Chenyang Zhu
Baihetan Hydropower Plant, China Yangtze Power Co., Ltd., Liangshan, 615000, Sichuan, China
Yuguo Zhou
Baihetan Hydropower Plant, China Yangtze Power Co., Ltd., Liangshan, 615000, Sichuan, China
Long Ma
Baihetan Hydropower Plant, China Yangtze Power Co., Ltd., Liangshan, 615000, Sichuan, China
Bo Xu
Science and Technology Research Center, China Yangtze Power Co., Ltd., Wuhan 430014, Hubei, China
Hong Cao
Tsinghua AI Plus Co., Ltd., Beijing 100000, Beijing, China

Abstract:

Based on the principle of biological perception, this paper analyzes the multidimensional data of wind tunnel of hydropower generators based on the Conformer model, accurately extracts key features, and realizes fault classification, aiming to improve the accuracy of fault diagnosis and the level of intelligent maintenance of equipment.
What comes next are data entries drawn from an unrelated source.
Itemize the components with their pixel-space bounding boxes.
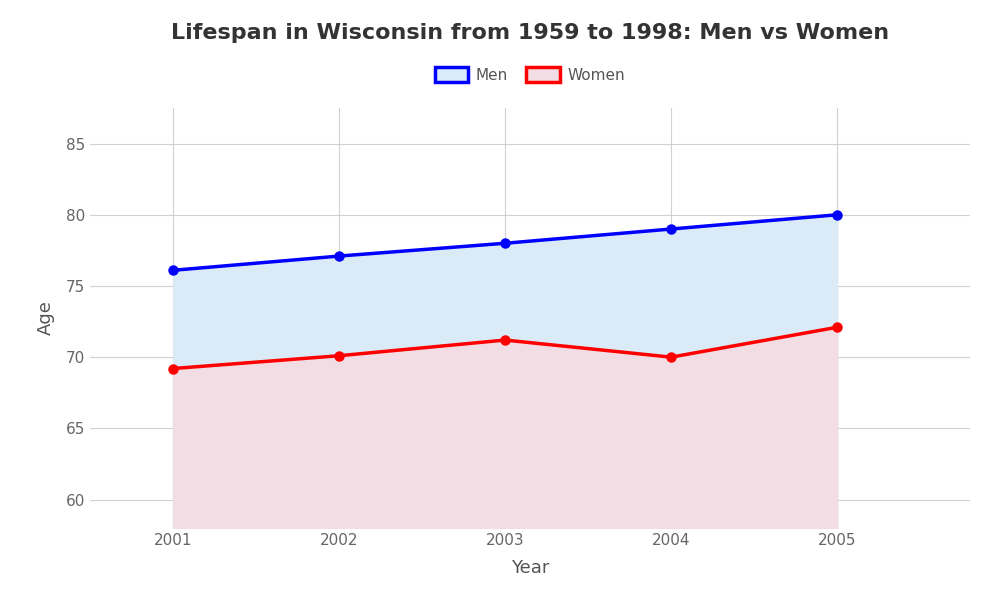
Y-axis label: Age: Age: [37, 301, 55, 335]
Title: Lifespan in Wisconsin from 1959 to 1998: Men vs Women: Lifespan in Wisconsin from 1959 to 1998:…: [171, 23, 889, 43]
X-axis label: Year: Year: [511, 559, 549, 577]
Legend: Men, Women: Men, Women: [429, 61, 631, 89]
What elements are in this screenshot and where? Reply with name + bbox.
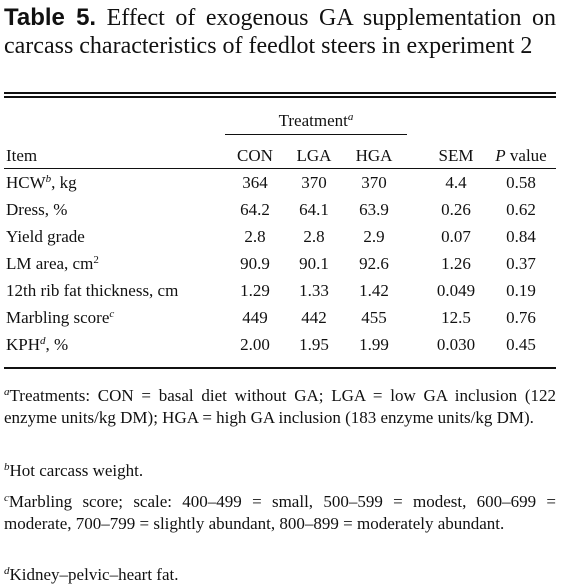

In this study, a simulation environment was constructed on a wind tunnel experimental platform. Data on key components such as turbines, bearings, rotors, and stators were synchronously collected through various sensors. The preprocessed data was input into a Conformer model that uses a CNN (Convolutional Neural Network) and Transformer dual-body structure. This model fully simulates biological multi-sensory parallel acquisition, hierarchical feature abstraction, and dynamic attention regulation mechanisms to achieve an organic fusion of global and local information. Experimental results show that the model in this paper has an accuracy of 0.984, precision of 0.983, recall of 0.976, F1 value of 0.979 and AUC (Area Under the Curve) of 0.93 on the test set, and shows high stability in 12 months of operation and 10-fold cross-validation. The fault diagnosis strategy proposed in this paper can effectively identify key fault categories such as turbine blade wear, bearing damage, rotor imbalance, stator coil short circuit, insulation aging, abnormal excitation current, overheating fault, etc. It can also realize intelligent early warning and maintenance through real-time monitoring, online updates and feedback mechanisms, providing scientific and reliable technical support for the safe operation of hydropower generator sets.